La frammentazione neo-devolutiva in cui è approdata la sanità italiana, ha prodotto altrettanti infiniti comportamenti da parte dei medici di famiglia, di cui è forse impossibile rendere conto. Proprio per questo motivo vorrei partire da un microcosmo, dalle mie personali mutazioni psico-professionali, allo scopo di contribuire a un’eventuale consapevolezza della situazione attuale.
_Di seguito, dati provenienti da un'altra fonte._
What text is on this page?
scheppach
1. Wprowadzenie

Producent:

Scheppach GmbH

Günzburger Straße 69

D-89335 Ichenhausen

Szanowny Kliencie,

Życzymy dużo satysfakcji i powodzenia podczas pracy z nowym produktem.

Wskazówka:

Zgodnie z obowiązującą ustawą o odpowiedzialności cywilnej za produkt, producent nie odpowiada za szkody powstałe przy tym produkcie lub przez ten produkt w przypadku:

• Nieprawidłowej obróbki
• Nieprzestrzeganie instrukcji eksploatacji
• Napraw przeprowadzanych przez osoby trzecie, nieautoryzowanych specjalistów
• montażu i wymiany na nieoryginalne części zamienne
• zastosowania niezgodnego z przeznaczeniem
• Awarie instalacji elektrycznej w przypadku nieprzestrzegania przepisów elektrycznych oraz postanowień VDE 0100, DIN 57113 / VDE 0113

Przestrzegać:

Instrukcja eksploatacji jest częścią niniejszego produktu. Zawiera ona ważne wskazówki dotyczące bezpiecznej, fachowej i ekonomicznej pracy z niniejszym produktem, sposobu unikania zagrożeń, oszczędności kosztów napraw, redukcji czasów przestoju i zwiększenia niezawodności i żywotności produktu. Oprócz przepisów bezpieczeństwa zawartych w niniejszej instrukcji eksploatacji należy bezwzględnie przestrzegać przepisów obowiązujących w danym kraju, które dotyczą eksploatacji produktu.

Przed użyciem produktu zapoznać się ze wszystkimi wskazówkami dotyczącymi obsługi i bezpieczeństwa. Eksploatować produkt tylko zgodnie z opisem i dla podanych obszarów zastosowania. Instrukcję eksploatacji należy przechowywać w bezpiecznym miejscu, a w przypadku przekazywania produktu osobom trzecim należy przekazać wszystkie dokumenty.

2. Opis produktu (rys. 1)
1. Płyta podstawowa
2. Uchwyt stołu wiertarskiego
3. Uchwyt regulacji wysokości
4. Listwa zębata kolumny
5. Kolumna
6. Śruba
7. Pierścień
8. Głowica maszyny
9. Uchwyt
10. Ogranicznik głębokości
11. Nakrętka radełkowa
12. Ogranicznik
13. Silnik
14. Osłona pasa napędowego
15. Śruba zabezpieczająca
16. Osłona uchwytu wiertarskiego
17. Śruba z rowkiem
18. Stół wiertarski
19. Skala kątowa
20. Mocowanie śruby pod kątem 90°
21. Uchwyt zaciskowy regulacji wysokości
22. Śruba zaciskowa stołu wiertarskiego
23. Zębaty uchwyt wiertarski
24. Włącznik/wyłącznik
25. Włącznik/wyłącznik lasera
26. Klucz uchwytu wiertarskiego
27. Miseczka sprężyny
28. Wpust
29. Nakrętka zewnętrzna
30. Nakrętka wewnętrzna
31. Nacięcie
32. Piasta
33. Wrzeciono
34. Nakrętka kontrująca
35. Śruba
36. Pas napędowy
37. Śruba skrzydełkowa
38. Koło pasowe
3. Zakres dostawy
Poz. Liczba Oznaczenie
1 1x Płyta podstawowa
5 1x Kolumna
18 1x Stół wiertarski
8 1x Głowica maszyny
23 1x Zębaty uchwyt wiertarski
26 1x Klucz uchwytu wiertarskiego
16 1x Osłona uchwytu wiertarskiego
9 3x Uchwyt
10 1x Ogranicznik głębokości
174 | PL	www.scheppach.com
Quando, qualche tempo fa, poco prima dell’abolizione del piano terapeutico, mi sono visto recapitare l’addebito di alcune ricette di atorvastatina 40 mg, ho cominciato a sentire su di me tutta l’insostenibile pesantezza della macchina burocratica. La motivazione dell’addebito era la prescrizione senza piano terapeutico. E invece il piano ce l’avevo. Al peso precedente si è così aggiunto quello metainsostenibile dell’ingiustizia. Ho provato qualche sensazione affine a quelle di Joseph K., l’impiegato di banca protagonista del “Processo” di Franz Kafka. Il sottoscritto, però, a differenza del personaggio kafkiano, ha individuato subito il bandolo della matassa, cioè la mancata trasmissione del piano terapeutico all’ufficio competente della Asl da parte del collega ospedaliero, risolvendo il caso.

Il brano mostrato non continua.